Molto simbolica è la fabbrica di profumi sotterranea, in cui è contenuta una colossale testa di Buddha rinvenuta in loco che, colpita, ha sanguinato oro: il passato sereno e armonioso dell'Afghanistan, sepolto sotto la violenza, l'odio e il dolore del presente? E la barca che David e Carta costruiscono insieme, destinata a non navigare mai sul lago? Di simboli e rimandi è intessuta la storia, come un prezioso ricamo antico.

È un libro bello, scritto benissimo, pieno di colpi di scena, complesso e ricco di personaggi e citazioni colte, notizie interessanti e squarci decisamente poetici: ma gli nuoce, secondo me, la totale mancanza di ambiguità anche se i personaggi compiono giravolte continue e le verità si capovolgono sovente.

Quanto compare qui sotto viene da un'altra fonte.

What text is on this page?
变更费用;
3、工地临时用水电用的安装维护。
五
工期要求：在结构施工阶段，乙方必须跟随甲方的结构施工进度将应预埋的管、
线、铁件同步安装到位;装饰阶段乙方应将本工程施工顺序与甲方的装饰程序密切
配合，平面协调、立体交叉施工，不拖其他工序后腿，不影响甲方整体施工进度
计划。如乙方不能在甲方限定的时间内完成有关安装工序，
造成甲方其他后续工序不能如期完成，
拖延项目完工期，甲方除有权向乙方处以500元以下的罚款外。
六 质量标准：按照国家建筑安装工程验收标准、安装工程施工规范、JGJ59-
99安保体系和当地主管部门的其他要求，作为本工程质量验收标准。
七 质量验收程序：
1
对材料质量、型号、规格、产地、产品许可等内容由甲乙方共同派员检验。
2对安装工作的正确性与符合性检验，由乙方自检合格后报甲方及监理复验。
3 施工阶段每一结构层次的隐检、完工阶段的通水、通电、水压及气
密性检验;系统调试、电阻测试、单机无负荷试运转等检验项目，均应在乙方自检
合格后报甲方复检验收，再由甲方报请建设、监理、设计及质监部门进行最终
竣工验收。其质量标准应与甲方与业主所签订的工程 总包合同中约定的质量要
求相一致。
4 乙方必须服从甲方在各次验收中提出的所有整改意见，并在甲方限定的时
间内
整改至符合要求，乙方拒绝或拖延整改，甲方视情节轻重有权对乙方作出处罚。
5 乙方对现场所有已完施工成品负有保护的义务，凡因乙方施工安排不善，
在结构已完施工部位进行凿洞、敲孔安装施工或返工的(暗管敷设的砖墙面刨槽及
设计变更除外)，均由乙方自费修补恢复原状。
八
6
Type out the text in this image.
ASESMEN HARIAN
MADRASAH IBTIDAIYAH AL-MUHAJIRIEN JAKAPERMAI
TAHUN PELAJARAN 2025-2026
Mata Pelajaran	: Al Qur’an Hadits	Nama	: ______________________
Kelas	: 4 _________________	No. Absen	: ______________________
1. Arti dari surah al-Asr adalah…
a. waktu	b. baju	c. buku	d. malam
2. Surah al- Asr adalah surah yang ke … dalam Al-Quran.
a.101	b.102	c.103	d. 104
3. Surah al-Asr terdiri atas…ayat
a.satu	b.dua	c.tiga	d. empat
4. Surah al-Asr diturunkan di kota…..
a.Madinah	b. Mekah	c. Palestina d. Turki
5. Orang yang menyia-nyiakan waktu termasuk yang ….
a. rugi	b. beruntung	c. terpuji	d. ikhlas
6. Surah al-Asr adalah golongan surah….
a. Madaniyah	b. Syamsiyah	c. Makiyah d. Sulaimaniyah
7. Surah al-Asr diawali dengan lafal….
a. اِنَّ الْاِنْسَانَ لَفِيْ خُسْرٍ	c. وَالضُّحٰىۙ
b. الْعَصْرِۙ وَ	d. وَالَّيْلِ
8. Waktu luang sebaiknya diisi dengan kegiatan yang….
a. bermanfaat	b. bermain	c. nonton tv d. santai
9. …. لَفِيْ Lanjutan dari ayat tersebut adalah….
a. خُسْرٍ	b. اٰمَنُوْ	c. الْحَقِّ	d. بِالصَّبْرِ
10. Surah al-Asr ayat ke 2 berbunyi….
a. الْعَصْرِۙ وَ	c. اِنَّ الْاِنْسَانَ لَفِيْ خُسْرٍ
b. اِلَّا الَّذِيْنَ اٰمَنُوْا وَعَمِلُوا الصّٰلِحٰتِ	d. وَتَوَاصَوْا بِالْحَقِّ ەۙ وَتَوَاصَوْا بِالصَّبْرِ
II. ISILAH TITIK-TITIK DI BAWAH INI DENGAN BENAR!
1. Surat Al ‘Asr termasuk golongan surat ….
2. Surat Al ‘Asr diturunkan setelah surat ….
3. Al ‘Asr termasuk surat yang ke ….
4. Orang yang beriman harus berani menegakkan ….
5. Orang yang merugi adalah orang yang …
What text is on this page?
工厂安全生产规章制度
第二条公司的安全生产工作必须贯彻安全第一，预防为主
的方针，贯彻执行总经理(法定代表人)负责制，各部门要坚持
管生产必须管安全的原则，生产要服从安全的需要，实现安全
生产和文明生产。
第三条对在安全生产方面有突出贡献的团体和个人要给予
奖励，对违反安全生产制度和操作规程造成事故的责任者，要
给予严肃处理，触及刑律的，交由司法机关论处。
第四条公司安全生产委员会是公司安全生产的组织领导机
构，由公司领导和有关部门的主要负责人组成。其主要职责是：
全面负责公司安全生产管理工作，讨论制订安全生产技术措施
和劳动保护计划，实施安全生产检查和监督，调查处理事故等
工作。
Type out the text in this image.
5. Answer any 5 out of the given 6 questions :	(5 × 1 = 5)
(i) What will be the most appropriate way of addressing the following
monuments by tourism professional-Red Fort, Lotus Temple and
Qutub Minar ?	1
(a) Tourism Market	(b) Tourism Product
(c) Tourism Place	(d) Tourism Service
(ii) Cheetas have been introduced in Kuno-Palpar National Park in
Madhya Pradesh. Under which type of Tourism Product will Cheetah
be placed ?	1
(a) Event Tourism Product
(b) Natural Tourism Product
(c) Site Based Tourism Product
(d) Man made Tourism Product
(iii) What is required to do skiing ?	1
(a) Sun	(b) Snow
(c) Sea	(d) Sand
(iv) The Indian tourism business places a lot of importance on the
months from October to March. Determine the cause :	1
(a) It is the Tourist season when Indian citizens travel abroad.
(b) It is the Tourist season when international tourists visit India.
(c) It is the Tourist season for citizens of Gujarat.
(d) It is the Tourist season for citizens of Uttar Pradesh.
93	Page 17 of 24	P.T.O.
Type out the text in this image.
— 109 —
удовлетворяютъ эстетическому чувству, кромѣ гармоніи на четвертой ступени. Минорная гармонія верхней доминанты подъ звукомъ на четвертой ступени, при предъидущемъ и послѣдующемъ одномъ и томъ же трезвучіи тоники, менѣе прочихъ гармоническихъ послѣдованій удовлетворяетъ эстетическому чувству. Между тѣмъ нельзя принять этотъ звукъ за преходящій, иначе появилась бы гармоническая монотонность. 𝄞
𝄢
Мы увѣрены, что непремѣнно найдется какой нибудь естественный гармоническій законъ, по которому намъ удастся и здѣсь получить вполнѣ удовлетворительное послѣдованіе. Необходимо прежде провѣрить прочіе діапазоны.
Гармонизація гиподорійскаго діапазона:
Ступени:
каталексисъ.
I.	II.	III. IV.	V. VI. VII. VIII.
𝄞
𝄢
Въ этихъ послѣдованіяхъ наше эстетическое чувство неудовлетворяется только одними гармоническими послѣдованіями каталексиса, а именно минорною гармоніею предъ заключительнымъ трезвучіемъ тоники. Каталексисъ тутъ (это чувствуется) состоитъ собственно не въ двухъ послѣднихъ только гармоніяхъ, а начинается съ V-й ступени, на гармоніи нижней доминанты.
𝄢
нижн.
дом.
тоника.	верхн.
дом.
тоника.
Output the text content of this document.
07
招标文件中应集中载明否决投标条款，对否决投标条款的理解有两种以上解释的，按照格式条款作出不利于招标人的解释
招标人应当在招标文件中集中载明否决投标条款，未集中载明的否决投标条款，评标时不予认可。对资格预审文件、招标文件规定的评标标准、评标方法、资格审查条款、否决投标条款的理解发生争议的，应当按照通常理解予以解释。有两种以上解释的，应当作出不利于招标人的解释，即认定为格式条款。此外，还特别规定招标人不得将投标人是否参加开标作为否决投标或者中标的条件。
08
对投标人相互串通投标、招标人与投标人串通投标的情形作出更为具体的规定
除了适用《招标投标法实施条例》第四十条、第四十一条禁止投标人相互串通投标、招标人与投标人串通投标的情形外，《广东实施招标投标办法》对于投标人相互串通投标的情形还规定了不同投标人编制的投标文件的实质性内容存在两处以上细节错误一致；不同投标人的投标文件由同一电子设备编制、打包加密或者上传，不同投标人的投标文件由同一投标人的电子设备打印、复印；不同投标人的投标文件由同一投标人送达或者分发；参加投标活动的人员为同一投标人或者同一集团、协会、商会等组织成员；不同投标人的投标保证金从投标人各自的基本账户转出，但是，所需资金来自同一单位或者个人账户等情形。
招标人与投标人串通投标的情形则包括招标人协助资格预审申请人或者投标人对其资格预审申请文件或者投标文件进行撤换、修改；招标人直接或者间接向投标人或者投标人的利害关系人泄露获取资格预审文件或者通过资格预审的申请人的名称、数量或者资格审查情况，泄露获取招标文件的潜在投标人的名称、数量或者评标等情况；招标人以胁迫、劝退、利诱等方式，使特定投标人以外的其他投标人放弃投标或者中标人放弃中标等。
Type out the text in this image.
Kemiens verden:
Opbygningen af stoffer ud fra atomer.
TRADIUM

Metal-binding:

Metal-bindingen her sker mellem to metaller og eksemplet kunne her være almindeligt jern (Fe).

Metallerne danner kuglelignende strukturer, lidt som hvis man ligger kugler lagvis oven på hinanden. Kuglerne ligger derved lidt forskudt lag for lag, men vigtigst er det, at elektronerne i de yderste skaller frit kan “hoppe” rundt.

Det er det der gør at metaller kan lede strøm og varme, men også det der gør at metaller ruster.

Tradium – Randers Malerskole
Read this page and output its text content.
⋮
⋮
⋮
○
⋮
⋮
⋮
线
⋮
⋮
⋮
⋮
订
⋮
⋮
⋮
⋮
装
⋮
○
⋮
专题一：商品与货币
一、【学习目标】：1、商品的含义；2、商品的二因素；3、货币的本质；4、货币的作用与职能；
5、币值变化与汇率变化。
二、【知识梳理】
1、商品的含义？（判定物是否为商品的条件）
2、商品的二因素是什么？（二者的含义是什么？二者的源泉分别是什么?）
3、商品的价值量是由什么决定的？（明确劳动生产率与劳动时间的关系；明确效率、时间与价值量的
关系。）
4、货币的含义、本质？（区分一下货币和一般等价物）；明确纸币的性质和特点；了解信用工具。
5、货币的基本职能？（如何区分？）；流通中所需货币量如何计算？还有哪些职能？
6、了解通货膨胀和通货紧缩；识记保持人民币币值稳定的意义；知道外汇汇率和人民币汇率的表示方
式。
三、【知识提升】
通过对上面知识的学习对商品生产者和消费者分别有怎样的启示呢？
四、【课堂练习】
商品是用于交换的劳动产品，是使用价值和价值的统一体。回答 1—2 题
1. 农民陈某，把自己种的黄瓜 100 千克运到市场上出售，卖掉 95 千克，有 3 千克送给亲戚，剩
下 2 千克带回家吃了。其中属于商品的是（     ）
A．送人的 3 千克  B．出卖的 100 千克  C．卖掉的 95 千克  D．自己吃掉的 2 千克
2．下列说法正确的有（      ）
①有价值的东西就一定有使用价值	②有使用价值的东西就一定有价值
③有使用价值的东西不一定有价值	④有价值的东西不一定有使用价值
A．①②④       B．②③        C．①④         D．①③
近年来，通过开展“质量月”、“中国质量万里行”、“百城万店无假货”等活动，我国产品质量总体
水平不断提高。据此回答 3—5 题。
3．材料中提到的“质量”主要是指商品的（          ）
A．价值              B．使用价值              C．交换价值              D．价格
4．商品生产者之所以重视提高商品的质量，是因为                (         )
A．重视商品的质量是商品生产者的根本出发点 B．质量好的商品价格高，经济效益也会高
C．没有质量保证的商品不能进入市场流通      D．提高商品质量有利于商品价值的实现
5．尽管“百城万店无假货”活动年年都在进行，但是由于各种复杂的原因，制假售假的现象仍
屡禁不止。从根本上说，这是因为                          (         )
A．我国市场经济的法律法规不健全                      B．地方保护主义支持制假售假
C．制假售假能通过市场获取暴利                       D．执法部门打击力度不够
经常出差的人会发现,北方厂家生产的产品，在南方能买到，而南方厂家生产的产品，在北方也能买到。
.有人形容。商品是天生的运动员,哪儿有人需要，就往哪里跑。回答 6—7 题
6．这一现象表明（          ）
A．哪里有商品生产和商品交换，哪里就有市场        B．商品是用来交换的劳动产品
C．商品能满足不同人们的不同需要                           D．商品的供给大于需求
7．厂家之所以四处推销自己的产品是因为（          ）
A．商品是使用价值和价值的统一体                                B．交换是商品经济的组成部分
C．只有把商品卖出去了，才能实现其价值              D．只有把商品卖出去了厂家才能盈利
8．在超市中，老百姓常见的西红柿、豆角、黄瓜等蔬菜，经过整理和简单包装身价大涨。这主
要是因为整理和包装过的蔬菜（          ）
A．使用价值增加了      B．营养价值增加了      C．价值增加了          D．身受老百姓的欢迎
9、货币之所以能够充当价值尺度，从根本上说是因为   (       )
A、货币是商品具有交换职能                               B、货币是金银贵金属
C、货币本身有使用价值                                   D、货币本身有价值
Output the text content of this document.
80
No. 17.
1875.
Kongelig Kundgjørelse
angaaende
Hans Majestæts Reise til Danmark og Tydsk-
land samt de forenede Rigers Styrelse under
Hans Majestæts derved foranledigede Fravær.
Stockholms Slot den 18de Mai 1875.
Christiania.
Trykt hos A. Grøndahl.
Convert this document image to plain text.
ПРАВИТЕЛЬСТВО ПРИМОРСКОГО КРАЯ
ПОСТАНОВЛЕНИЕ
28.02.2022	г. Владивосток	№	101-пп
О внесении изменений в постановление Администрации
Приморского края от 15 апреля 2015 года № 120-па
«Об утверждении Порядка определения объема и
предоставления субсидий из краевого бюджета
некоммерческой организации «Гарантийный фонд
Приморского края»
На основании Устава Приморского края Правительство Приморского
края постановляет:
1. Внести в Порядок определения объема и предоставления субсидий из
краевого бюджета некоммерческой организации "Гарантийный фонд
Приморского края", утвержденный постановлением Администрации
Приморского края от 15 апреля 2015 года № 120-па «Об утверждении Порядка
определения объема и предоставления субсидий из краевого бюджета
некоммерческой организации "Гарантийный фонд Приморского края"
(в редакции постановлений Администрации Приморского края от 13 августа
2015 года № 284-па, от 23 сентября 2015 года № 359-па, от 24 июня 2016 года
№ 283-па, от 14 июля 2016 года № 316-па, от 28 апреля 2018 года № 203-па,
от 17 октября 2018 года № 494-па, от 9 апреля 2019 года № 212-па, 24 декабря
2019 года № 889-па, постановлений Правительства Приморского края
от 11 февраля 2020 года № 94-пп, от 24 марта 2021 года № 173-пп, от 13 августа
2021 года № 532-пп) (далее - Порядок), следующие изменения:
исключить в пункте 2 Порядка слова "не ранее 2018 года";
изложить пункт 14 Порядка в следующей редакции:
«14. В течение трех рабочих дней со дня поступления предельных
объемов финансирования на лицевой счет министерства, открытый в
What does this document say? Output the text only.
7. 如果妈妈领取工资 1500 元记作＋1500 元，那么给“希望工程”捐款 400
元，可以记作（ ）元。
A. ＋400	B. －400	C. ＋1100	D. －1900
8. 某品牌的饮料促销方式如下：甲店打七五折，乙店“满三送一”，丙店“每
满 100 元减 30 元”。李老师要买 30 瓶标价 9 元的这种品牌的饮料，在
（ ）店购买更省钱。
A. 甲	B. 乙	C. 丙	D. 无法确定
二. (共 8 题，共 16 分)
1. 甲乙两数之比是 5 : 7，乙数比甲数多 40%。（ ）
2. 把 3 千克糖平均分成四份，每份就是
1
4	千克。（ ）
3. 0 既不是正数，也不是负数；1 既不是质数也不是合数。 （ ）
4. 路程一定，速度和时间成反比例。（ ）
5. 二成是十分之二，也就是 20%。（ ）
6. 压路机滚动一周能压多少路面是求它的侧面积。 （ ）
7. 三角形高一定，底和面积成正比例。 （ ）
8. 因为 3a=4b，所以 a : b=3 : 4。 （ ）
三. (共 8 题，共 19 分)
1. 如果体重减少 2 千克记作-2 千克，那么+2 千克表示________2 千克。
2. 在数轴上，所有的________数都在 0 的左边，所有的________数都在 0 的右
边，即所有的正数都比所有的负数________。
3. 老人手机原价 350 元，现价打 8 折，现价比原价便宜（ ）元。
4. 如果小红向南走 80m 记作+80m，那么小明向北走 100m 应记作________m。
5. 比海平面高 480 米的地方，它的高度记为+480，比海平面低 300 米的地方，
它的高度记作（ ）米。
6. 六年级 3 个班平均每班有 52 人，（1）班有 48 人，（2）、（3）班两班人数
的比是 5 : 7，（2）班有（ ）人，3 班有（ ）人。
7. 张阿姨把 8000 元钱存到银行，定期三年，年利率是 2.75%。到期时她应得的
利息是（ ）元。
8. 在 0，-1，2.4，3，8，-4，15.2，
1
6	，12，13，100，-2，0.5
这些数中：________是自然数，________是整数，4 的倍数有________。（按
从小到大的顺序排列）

È anche un libro molto duro, che volutamente insiste a raccontare crudeltà davvero spaventose, disumane, sempre attribuite ovviamente ai soliti, mentre le crudeltà minori degli americani (tipo lasciar trucidare villaggi interi sapendo in anticipo di un attacco, ma non avvertendo le vittime per non far capire al nemico di aver intercettato un ordine; a questo proposito è imperdibile, al limite del comico, la discussione dei rapporti tra USA e Arabia Saudita) sono sempre fatte a fin di bene, con uno scopo finale altruista e nobilissimo. E sarà, non voglio dire niente. Tutto sommato è un bene, così si digeriscono atrocità che altrimenti sarebbero veramente disturbanti: ma va a finire che a Nadeem Aslam non si riesce a credere fino in fondo. O forse, semplicemente io non riesco a credere fino in fondo.

Edizione originale 2008, uscito in italiano lo stesso anno con la traduzione di Delfina Vezzoli.